To support these efforts and to complete the fiscal pact, the German side wishes to adopt a growth pact relying on several pillars. First of all, it is necessary to direct the budget of the European Union towards economic growth. EU doesn’t have to spend more, it has to invest its resources in a more efficient manner.
The money for future missions does exist. Indeed, negotiations to ensure the financial framework of the European budgets for 2014-2020 are underway. A EUR 1,000 Billion fund is allocated. Europe should direct this colossal amount of money to resuming the economic growth and to innovation, labour force occupancy and competitiveness. Moreover, fund allocation should be better managed and allocation criteria should be defined.
Secondly, the German Minister of Foreign Affairs believes that we have to spend the unused European funds. Considering the structural and cohesion funds included in the current financial period, around EUR 80 Billion have not been allocated to specific projects. Next to member states, the European Commission now has to invest in these resources rapidly and efficiently.
Thirdly, it is necessary to facilitate access to investment capital.
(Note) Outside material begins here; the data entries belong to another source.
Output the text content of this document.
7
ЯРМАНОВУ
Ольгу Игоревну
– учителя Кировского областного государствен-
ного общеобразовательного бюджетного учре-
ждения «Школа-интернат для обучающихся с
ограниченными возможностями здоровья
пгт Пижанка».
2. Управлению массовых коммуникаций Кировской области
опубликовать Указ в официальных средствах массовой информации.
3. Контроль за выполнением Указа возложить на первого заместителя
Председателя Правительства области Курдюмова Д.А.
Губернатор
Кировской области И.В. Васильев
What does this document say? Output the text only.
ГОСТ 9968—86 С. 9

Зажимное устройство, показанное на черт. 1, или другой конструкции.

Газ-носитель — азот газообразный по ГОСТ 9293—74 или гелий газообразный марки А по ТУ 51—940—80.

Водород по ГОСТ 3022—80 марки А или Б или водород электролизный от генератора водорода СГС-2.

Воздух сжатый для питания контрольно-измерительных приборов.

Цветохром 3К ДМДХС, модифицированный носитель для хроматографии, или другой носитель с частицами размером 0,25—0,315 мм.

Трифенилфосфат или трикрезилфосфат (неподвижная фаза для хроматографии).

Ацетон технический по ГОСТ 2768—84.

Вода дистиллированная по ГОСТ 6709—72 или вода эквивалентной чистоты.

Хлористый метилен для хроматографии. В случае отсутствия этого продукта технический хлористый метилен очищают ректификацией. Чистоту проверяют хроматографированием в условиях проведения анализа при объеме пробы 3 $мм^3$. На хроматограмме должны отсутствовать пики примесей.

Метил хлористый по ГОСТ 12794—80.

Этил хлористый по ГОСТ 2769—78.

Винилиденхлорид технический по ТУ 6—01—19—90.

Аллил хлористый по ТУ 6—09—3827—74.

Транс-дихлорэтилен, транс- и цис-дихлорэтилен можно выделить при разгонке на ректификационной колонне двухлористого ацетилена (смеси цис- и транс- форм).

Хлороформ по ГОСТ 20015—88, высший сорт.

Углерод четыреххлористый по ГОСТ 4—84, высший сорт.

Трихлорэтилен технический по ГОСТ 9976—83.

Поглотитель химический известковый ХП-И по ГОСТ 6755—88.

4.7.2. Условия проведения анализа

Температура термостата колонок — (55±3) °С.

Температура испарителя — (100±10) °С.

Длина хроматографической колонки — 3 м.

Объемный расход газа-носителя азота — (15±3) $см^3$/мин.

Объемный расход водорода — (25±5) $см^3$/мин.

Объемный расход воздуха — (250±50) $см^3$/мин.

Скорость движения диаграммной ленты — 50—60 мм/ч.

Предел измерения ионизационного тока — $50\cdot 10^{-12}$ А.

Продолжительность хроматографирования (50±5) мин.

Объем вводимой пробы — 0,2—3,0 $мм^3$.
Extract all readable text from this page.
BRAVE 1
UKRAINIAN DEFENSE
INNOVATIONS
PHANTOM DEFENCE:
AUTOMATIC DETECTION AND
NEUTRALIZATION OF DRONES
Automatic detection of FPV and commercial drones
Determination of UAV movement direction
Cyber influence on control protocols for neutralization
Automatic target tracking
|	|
The European Investment Bank (EIB) is an instrument we should used more often and more efficiently targeted to improve the access to credits of SMEs.
Last but not least, we have to encourage infrastructure projects. The lack of funds in the banking system is a problem for large infrastructure projects at European level. As for cross-border projects on European infrastructure development, we have to mobilise private capital and to analyse the innovating methods of public-private partnerships.